Mom and Dad met in ‘El Barrio’ and he became her boyfriend when she was 13. Eventually, he was drafted into the Navy but the separation only strengthened their love. As soon as he was honorably discharged, she married him at the age of 18 and gave birth to my brother at 19. My parents didn’t want to stay in Spanish Harlem, so they moved to the Bronx and lived in the second floor apartment at my paternal grandparents’ house. A couple of years later, we moved to Gun Hill Road until they were able to save enough money to buy a house of their own, which they eventually did. It is the same home I live in today. 

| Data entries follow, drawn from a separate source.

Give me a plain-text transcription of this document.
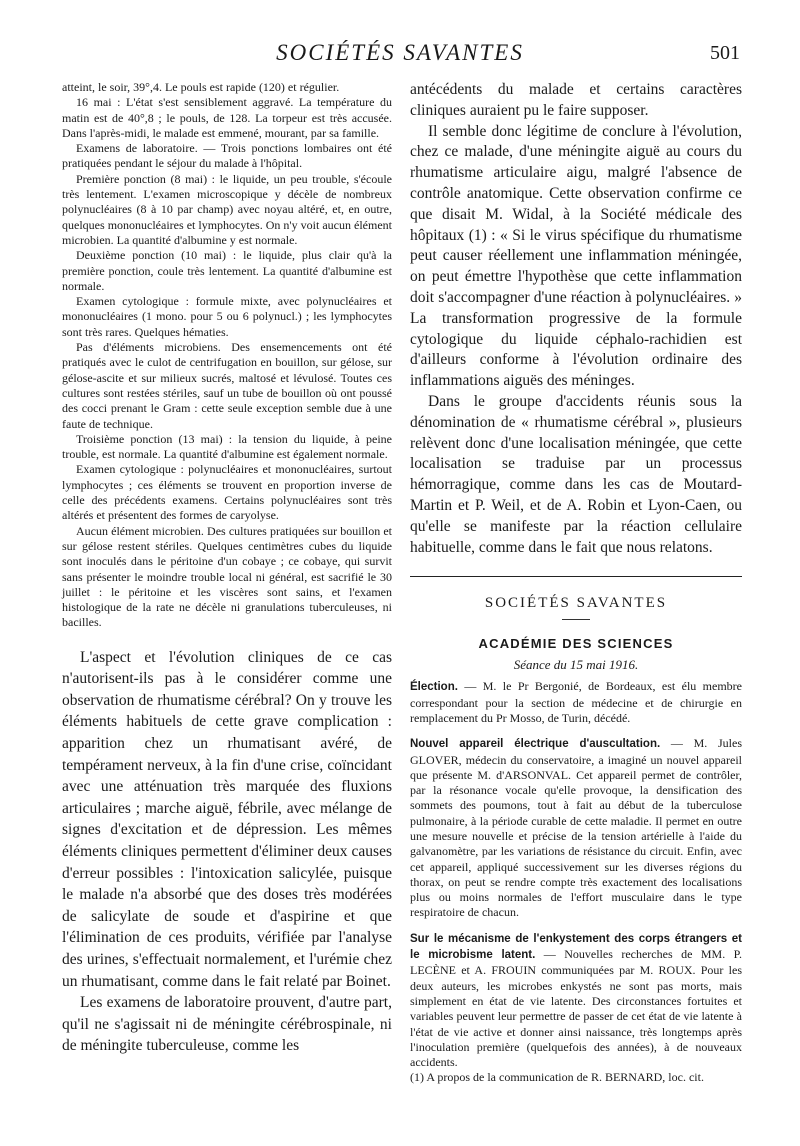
SOCIÉTÉS SAVANTES	501

atteint, le soir, 39°,4. Le pouls est rapide (120) et régulier.

16 mai : L'état s'est sensiblement aggravé. La température du matin est de 40°,8 ; le pouls, de 128. La torpeur est très accusée. Dans l'après-midi, le malade est emmené, mourant, par sa famille.

Examens de laboratoire. — Trois ponctions lombaires ont été pratiquées pendant le séjour du malade à l'hôpital.

Première ponction (8 mai) : le liquide, un peu trouble, s'écoule très lentement. L'examen microscopique y décèle de nombreux polynucléaires (8 à 10 par champ) avec noyau altéré, et, en outre, quelques mononucléaires et lymphocytes. On n'y voit aucun élément microbien. La quantité d'albumine y est normale.

Deuxième ponction (10 mai) : le liquide, plus clair qu'à la première ponction, coule très lentement. La quantité d'albumine est normale.

Examen cytologique : formule mixte, avec polynucléaires et mononucléaires (1 mono. pour 5 ou 6 polynucl.) ; les lymphocytes sont très rares. Quelques hématies.

Pas d'éléments microbiens. Des ensemencements ont été pratiqués avec le culot de centrifugation en bouillon, sur gélose, sur gélose-ascite et sur milieux sucrés, maltosé et lévulosé. Toutes ces cultures sont restées stériles, sauf un tube de bouillon où ont poussé des cocci prenant le Gram : cette seule exception semble due à une faute de technique.

Troisième ponction (13 mai) : la tension du liquide, à peine trouble, est normale. La quantité d'albumine est également normale.

Examen cytologique : polynucléaires et mononucléaires, surtout lymphocytes ; ces éléments se trouvent en proportion inverse de celle des précédents examens. Certains polynucléaires sont très altérés et présentent des formes de caryolyse.

Aucun élément microbien. Des cultures pratiquées sur bouillon et sur gélose restent stériles. Quelques centimètres cubes du liquide sont inoculés dans le péritoine d'un cobaye ; ce cobaye, qui survit sans présenter le moindre trouble local ni général, est sacrifié le 30 juillet : le péritoine et les viscères sont sains, et l'examen histologique de la rate ne décèle ni granulations tuberculeuses, ni bacilles.

L'aspect et l'évolution cliniques de ce cas n'autorisent-ils pas à le considérer comme une observation de rhumatisme cérébral? On y trouve les éléments habituels de cette grave complication : apparition chez un rhumatisant avéré, de tempérament nerveux, à la fin d'une crise, coïncidant avec une atténuation très marquée des fluxions articulaires ; marche aiguë, fébrile, avec mélange de signes d'excitation et de dépression. Les mêmes éléments cliniques permettent d'éliminer deux causes d'erreur possibles : l'intoxication salicylée, puisque le malade n'a absorbé que des doses très modérées de salicylate de soude et d'aspirine et que l'élimination de ces produits, vérifiée par l'analyse des urines, s'effectuait normalement, et l'urémie chez un rhumatisant, comme dans le fait relaté par Boinet.

Les examens de laboratoire prouvent, d'autre part, qu'il ne s'agissait ni de méningite cérébrospinale, ni de méningite tuberculeuse, comme les

antécédents du malade et certains caractères cliniques auraient pu le faire supposer.

Il semble donc légitime de conclure à l'évolution, chez ce malade, d'une méningite aiguë au cours du rhumatisme articulaire aigu, malgré l'absence de contrôle anatomique. Cette observation confirme ce que disait M. Widal, à la Société médicale des hôpitaux (1) : « Si le virus spécifique du rhumatisme peut causer réellement une inflammation méningée, on peut émettre l'hypothèse que cette inflammation doit s'accompagner d'une réaction à polynucléaires. » La transformation progressive de la formule cytologique du liquide céphalo-rachidien est d'ailleurs conforme à l'évolution ordinaire des inflammations aiguës des méninges.

Dans le groupe d'accidents réunis sous la dénomination de « rhumatisme cérébral », plusieurs relèvent donc d'une localisation méningée, que cette localisation se traduise par un processus hémorragique, comme dans les cas de Moutard-Martin et P. Weil, et de A. Robin et Lyon-Caen, ou qu'elle se manifeste par la réaction cellulaire habituelle, comme dans le fait que nous relatons.

SOCIÉTÉS SAVANTES
ACADÉMIE DES SCIENCES
Séance du 15 mai 1916.

Élection. — M. le Pr Bergonié, de Bordeaux, est élu membre correspondant pour la section de médecine et de chirurgie en remplacement du Pr Mosso, de Turin, décédé.

Nouvel appareil électrique d'auscultation. — M. Jules GLOVER, médecin du conservatoire, a imaginé un nouvel appareil que présente M. d'ARSONVAL. Cet appareil permet de contrôler, par la résonance vocale qu'elle provoque, la densification des sommets des poumons, tout à fait au début de la tuberculose pulmonaire, à la période curable de cette maladie. Il permet en outre une mesure nouvelle et précise de la tension artérielle à l'aide du galvanomètre, par les variations de résistance du circuit. Enfin, avec cet appareil, appliqué successivement sur les diverses régions du thorax, on peut se rendre compte très exactement des localisations plus ou moins normales de l'effort musculaire dans le type respiratoire de chacun.

Sur le mécanisme de l'enkystement des corps étrangers et le microbisme latent. — Nouvelles recherches de MM. P. LECÈNE et A. FROUIN communiquées par M. ROUX. Pour les deux auteurs, les microbes enkystés ne sont pas morts, mais simplement en état de vie latente. Des circonstances fortuites et variables peuvent leur permettre de passer de cet état de vie latente à l'état de vie active et donner ainsi naissance, très longtemps après l'inoculation première (quelquefois des années), à de nouveaux accidents.

(1) A propos de la communication de R. BERNARD, loc. cit.
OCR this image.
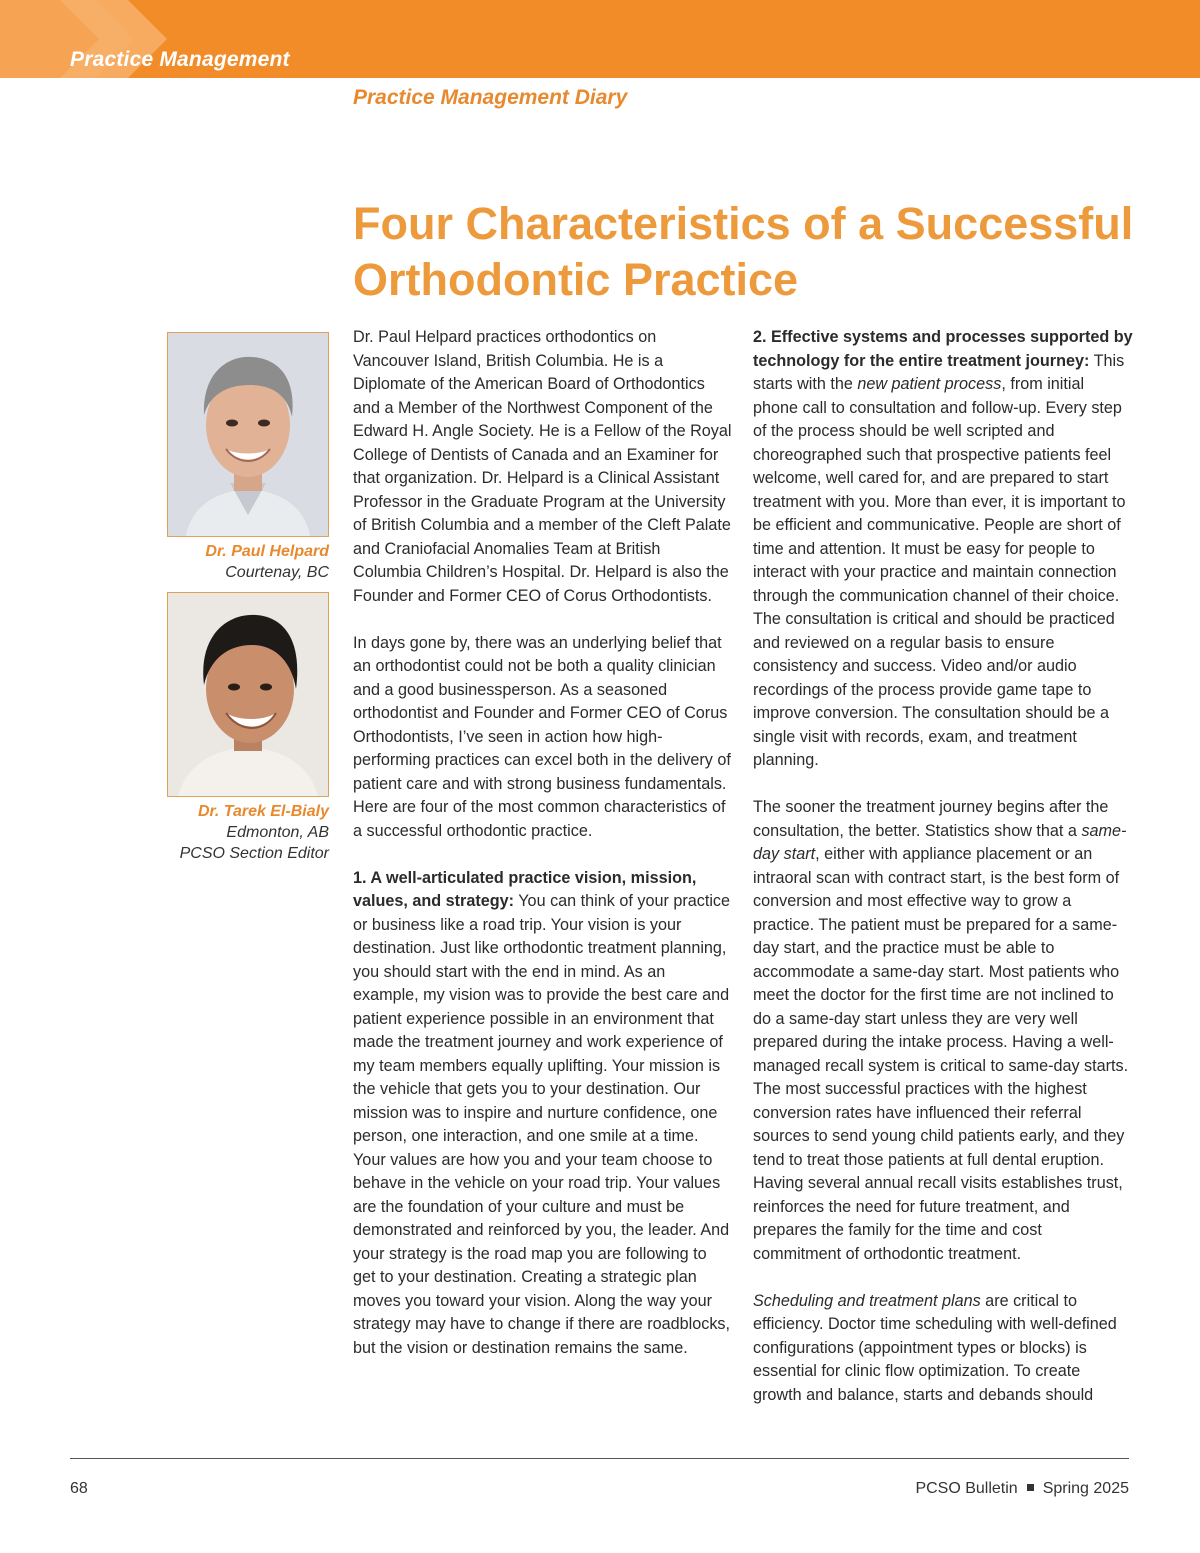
Practice Management
Practice Management Diary
Four Characteristics of a Successful Orthodontic Practice
Dr. Paul Helpard
Courtenay, BC
Dr. Tarek El-Bialy
Edmonton, AB
PCSO Section Editor

Dr. Paul Helpard practices orthodontics on Vancouver Island, British Columbia. He is a Diplomate of the American Board of Orthodontics and a Member of the Northwest Component of the Edward H. Angle Society. He is a Fellow of the Royal College of Dentists of Canada and an Examiner for that organization. Dr. Helpard is a Clinical Assistant Professor in the Graduate Program at the University of British Columbia and a member of the Cleft Palate and Craniofacial Anomalies Team at British Columbia Children’s Hospital. Dr. Helpard is also the Founder and Former CEO of Corus Orthodontists.

In days gone by, there was an underlying belief that an orthodontist could not be both a quality clinician and a good businessperson. As a seasoned orthodontist and Founder and Former CEO of Corus Orthodontists, I’ve seen in action how high-performing practices can excel both in the delivery of patient care and with strong business fundamentals. Here are four of the most common characteristics of a successful orthodontic practice.

1. A well-articulated practice vision, mission, values, and strategy: You can think of your practice or business like a road trip. Your vision is your destination. Just like orthodontic treatment planning, you should start with the end in mind. As an example, my vision was to provide the best care and patient experience possible in an environment that made the treatment journey and work experience of my team members equally uplifting. Your mission is the vehicle that gets you to your destination. Our mission was to inspire and nurture confidence, one person, one interaction, and one smile at a time. Your values are how you and your team choose to behave in the vehicle on your road trip. Your values are the foundation of your culture and must be demonstrated and reinforced by you, the leader. And your strategy is the road map you are following to get to your destination. Creating a strategic plan moves you toward your vision. Along the way your strategy may have to change if there are roadblocks, but the vision or destination remains the same.

2. Effective systems and processes supported by technology for the entire treatment journey: This starts with the new patient process, from initial phone call to consultation and follow-up. Every step of the process should be well scripted and choreographed such that prospective patients feel welcome, well cared for, and are prepared to start treatment with you. More than ever, it is important to be efficient and communicative. People are short of time and attention. It must be easy for people to interact with your practice and maintain connection through the communication channel of their choice. The consultation is critical and should be practiced and reviewed on a regular basis to ensure consistency and success. Video and/or audio recordings of the process provide game tape to improve conversion. The consultation should be a single visit with records, exam, and treatment planning.

The sooner the treatment journey begins after the consultation, the better. Statistics show that a same-day start, either with appliance placement or an intraoral scan with contract start, is the best form of conversion and most effective way to grow a practice. The patient must be prepared for a same-day start, and the practice must be able to accommodate a same-day start. Most patients who meet the doctor for the first time are not inclined to do a same-day start unless they are very well prepared during the intake process. Having a well-managed recall system is critical to same-day starts. The most successful practices with the highest conversion rates have influenced their referral sources to send young child patients early, and they tend to treat those patients at full dental eruption. Having several annual recall visits establishes trust, reinforces the need for future treatment, and prepares the family for the time and cost commitment of orthodontic treatment.

Scheduling and treatment plans are critical to efficiency. Doctor time scheduling with well-defined configurations (appointment types or blocks) is essential for clinic flow optimization. To create growth and balance, starts and debands should

68	PCSO Bulletin Spring 2025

My parents were awesome providers and made huge sacrifices to ensure we lived comfortably. They had a total of three children. They fed us, clothed us, loved us, schooled us, sheltered us and placed us all in private school (which Mom always claimed, “Education is the best gift we could give you”). Their hugest priority was always us and for that I love them eternally. They loved us unconditionally and their example taught me how to love my children the same way. Even their love for one another was exemplary. They demonstrated love as a verb. 

In 2008, death separated them after 39 years of marriage but it was temporary. Only seven months later, he died and joined her. There was no life without the other. “Until death do us apart” was their mantra and now they rest in peace and eternal love … together, until infinity.